Olivier Duhamel : les allégations d'inceste en France incitent des victimes à s'exprimer

    • Author, Par Lucy Williamson
    • Role, Correspondante de la BBC à Paris

Des dizaines de milliers de personnes ont répondu à une campagne de médias sociaux en France destinée à faire la lumière sur le problème des abus sexuels au sein des familles.

La campagne, supporté par le hashtag #MeTooInceste (d'après le mouvement #MeToo), a été lancée le week-end dernier par "NousToutes", une organisation qui lutte contre les violences sexuelles en France. En français, l'inceste désigne les abus sexuels commis par des membres de la famille, y compris ceux qui ne sont pas liés par le sang.

Il fait suite aux accusations portées contre un éminent commentateur politique, Olivier Duhamel, accusé par sa belle-fille d'avoir abusé de son frère jumeau il y a 30 ans. M. Duhamel a qualifié ces allégations d'"attaques personnelles".

A ne pas manquer sur BBC Afrique :

La campagne sur Twitter a commencé à la fin de la semaine dernière avec un message d'une militante de 67 ans de l'organisation "NousToutes", connue sous le nom de Marie Chenevance.

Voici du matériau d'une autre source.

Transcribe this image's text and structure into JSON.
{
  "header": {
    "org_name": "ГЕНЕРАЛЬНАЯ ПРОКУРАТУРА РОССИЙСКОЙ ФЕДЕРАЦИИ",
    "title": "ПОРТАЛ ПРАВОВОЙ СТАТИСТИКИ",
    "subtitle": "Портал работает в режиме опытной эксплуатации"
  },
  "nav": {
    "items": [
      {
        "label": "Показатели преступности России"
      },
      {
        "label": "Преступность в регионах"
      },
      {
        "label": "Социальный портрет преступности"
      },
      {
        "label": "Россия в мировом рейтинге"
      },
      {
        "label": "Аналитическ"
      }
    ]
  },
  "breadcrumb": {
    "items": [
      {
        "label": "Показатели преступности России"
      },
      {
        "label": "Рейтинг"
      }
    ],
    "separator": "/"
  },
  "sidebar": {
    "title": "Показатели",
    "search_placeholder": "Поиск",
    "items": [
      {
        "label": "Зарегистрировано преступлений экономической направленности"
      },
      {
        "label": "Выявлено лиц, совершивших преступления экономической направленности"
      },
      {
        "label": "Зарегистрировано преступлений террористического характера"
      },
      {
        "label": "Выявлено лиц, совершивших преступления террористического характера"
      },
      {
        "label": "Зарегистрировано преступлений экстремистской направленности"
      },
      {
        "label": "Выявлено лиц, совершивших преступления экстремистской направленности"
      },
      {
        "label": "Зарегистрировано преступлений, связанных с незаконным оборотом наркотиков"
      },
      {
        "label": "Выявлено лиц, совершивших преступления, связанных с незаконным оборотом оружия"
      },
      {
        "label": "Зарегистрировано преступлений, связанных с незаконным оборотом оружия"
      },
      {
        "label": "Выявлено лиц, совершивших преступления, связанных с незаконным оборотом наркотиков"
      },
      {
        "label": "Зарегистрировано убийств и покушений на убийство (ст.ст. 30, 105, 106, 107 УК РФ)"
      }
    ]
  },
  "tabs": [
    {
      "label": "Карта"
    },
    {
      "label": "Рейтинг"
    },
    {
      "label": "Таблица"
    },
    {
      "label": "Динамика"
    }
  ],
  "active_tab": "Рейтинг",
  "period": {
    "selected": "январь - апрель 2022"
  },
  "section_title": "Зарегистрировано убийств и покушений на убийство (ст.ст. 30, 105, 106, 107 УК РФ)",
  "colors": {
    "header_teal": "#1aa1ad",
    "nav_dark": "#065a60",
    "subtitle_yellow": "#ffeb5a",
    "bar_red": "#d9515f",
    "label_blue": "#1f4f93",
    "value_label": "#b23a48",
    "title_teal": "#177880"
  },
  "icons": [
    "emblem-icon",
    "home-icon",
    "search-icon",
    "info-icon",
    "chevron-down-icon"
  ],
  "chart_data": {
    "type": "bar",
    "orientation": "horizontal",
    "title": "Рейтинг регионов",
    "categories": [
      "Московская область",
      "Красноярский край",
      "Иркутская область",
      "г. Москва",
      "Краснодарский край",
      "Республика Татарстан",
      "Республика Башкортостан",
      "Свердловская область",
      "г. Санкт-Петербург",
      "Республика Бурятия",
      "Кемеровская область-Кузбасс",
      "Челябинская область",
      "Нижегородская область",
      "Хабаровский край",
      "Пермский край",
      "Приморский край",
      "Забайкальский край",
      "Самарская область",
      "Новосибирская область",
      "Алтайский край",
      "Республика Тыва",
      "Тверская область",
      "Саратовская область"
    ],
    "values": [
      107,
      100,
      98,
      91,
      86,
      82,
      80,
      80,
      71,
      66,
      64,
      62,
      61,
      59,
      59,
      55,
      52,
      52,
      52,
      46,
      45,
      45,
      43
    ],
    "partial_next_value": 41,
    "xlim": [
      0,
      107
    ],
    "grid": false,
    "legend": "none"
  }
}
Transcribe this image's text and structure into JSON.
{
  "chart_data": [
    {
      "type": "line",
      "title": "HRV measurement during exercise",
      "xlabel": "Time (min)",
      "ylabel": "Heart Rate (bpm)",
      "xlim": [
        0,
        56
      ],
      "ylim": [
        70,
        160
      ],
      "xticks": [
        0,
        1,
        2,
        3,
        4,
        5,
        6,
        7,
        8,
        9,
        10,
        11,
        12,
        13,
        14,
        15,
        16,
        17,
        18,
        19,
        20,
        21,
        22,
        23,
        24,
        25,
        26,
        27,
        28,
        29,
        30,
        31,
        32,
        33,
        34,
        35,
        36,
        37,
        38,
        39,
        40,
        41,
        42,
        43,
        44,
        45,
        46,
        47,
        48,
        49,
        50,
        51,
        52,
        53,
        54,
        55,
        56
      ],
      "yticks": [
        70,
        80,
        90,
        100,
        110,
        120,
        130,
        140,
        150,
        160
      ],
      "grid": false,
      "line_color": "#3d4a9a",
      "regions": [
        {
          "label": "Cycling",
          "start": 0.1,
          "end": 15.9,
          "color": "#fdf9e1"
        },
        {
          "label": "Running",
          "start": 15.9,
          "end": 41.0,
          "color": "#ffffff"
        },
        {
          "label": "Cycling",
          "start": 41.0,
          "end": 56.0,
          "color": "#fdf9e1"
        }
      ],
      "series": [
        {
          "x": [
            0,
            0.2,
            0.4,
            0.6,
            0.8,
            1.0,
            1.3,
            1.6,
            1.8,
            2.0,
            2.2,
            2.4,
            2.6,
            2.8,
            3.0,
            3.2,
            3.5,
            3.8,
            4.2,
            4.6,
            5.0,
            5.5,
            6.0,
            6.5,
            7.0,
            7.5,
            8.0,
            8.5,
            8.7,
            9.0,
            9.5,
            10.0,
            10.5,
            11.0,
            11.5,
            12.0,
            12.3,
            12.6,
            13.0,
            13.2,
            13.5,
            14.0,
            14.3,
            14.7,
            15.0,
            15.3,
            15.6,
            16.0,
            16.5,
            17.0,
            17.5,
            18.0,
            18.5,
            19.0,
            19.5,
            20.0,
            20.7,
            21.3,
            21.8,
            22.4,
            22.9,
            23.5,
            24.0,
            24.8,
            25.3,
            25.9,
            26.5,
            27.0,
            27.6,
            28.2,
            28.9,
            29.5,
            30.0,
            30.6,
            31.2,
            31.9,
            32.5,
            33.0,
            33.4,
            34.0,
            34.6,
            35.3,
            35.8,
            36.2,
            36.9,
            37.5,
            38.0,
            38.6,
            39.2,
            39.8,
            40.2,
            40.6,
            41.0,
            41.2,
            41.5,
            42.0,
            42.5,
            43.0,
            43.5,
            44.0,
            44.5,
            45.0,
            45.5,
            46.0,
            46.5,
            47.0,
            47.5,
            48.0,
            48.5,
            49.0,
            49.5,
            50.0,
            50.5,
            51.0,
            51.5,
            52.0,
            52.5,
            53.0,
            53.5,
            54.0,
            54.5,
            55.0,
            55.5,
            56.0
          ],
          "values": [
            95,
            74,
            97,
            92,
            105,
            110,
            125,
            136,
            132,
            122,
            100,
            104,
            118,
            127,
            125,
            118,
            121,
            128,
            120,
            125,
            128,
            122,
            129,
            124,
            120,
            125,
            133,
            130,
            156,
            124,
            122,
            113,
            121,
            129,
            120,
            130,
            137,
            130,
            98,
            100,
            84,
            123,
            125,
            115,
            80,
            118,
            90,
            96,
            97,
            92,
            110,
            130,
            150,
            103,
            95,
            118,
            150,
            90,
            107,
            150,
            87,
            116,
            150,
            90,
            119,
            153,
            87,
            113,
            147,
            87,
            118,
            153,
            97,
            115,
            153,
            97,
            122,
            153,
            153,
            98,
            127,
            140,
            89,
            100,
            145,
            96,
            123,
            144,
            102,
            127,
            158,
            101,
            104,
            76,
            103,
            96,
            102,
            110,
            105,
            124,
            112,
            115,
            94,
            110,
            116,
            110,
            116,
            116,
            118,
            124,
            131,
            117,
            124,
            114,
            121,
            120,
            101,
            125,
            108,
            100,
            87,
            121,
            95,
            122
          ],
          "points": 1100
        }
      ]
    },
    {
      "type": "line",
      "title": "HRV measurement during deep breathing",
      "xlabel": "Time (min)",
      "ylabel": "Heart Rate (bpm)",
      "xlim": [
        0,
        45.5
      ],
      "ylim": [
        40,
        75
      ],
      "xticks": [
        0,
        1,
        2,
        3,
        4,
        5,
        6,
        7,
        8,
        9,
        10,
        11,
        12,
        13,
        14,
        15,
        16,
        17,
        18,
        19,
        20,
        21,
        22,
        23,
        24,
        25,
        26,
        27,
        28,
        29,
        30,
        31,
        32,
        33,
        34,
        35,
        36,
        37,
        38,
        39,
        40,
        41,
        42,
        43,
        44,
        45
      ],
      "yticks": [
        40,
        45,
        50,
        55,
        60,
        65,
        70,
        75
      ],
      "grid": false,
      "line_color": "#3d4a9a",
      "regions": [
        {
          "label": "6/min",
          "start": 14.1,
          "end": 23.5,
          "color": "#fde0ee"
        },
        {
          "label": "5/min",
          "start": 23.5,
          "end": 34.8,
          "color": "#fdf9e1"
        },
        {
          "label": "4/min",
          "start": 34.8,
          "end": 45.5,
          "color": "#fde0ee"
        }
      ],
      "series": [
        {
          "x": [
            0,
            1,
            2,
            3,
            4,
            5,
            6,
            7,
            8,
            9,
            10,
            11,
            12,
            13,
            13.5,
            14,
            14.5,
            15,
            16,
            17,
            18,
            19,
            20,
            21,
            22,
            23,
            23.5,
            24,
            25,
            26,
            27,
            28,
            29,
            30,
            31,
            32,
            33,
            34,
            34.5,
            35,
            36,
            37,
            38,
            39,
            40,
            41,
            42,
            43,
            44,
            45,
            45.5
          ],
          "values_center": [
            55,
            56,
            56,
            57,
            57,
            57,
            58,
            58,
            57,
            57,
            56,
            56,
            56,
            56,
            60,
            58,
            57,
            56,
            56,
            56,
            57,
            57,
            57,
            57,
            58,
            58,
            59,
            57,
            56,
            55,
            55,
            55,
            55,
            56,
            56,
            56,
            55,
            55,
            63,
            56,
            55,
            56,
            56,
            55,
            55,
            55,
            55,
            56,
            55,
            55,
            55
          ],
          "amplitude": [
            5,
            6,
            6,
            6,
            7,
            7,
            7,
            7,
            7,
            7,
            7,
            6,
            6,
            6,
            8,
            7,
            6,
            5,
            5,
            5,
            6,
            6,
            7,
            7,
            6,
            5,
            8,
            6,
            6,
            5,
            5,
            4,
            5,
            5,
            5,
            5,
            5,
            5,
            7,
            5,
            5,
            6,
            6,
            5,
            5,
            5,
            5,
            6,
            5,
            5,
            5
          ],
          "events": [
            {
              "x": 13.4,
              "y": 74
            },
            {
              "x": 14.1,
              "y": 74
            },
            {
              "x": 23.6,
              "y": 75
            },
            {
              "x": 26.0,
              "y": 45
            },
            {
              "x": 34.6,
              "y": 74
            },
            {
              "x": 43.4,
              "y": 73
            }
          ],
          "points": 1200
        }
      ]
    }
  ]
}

"C'était maintenant ou jamais de briser l'omerta [code du silence] autour de cette question", a déclaré Marie. Au cours des années précédentes, a-t-elle dit, les militants avaient rencontré un "mur du silence" lorsqu'ils partageaient leurs histoires de violence familiale.

Plus de 80 000 personnes ont répondu à la campagne depuis samedi, selon l'organisation.

Mié Kohiyama a été l'une de celles qui ont partagé son histoire, aux côtés d'un dessin qu'elle a réalisé lorsqu'elle avait cinq ans.

Le dessin montre un enfant sans bouche, à côté des mots "Au secours", qu'elle a épelé "o scour". A l'époque, c'était sa façon de parler de la maltraitance, dit-elle, mais personne n'a entendu le message.

"Samedi, quand j'ai posté ce tweet", m'a-t-elle dit, "c'est étrange à dire, mais j'étais fière de la petite fille qui a fait ce dessin.

"Je me dis que maintenant les gens peuvent comprendre ce genre de dessins. Quarante ans auparavant, ce n'était pas possible".

La culture du secret

Selon les activistes, si les accusations portées contre M. Duhamel ont eu un tel impact, c'est en partie parce que le récit de sa belle-fille Camille Kouchner dans son livre "La Familia Grande" décrit non seulement le comportement présumé lui-même, mais aussi la culture du secret qui, selon elle, entourait la famille.

Muriel Salmona, une psychologue de renom spécialisée dans les violences sexuelles, affirme que les questions soulevées par la belle-fille de M. Duhamel ainsi que le lancement du nouveau hashtag ont ouvert un "espace sûr" pour que les victimes puissent s'exprimer.

Lire aussi :

Historiquement, dit-elle, il y a eu "une impunité quasi-totale en France" pour les agresseurs familiaux, avec moins de 1% des cas de viols de mineurs qui se sont retrouvés devant les tribunaux.

"Les chiffres sur la violence contre les enfants sont mauvais pour la plupart des pays européens", explique Dr Salmona. "Mais en France, il existe un courant qui tolère les violences sexuelles sur les enfants", dit-elle.

La loi qui entoure cette question est complexe. Les rapports sexuels avec des mineurs sont illégaux, mais pour prouver les accusations les plus graves de viol ou d'agression sexuelle - y compris sur un enfant - il faut prouver qu'il y a eu recours à la violence, à la menace, à la surprise ou à la coercition.

Si l'agresseur est beaucoup plus âgé que la victime, ou en position d'autorité, cela peut être considéré comme de la coercition, mais Dr Salmona affirme que ce n'est pas automatique.

Cela signifie que, légalement parlant, un enfant de 11 ans peut être considéré comme ayant consenti à avoir des relations sexuelles avec un adulte.

Les activistes demandent depuis longtemps un âge légal de consentement, mais les tentatives répétées pour faire modifier la loi ont échoué jusqu'à présent.

Un sondage réalisé à la fin de l'année dernière a révélé qu'en France, une personne sur dix avait été victime d'abus sexuels dans son enfance au sein de sa famille.

Marie Chenevance a déclaré qu'elle savait qu'un grand nombre de personnes seraient touchées par la nouvelle campagne, mais qu'elle était surprise par l'abondance des témoignages.

"D'un côté, les histoires sont tristes", a-t-elle souligné, "mais d'un autre côté, cela fait du bien - c'est libérateur".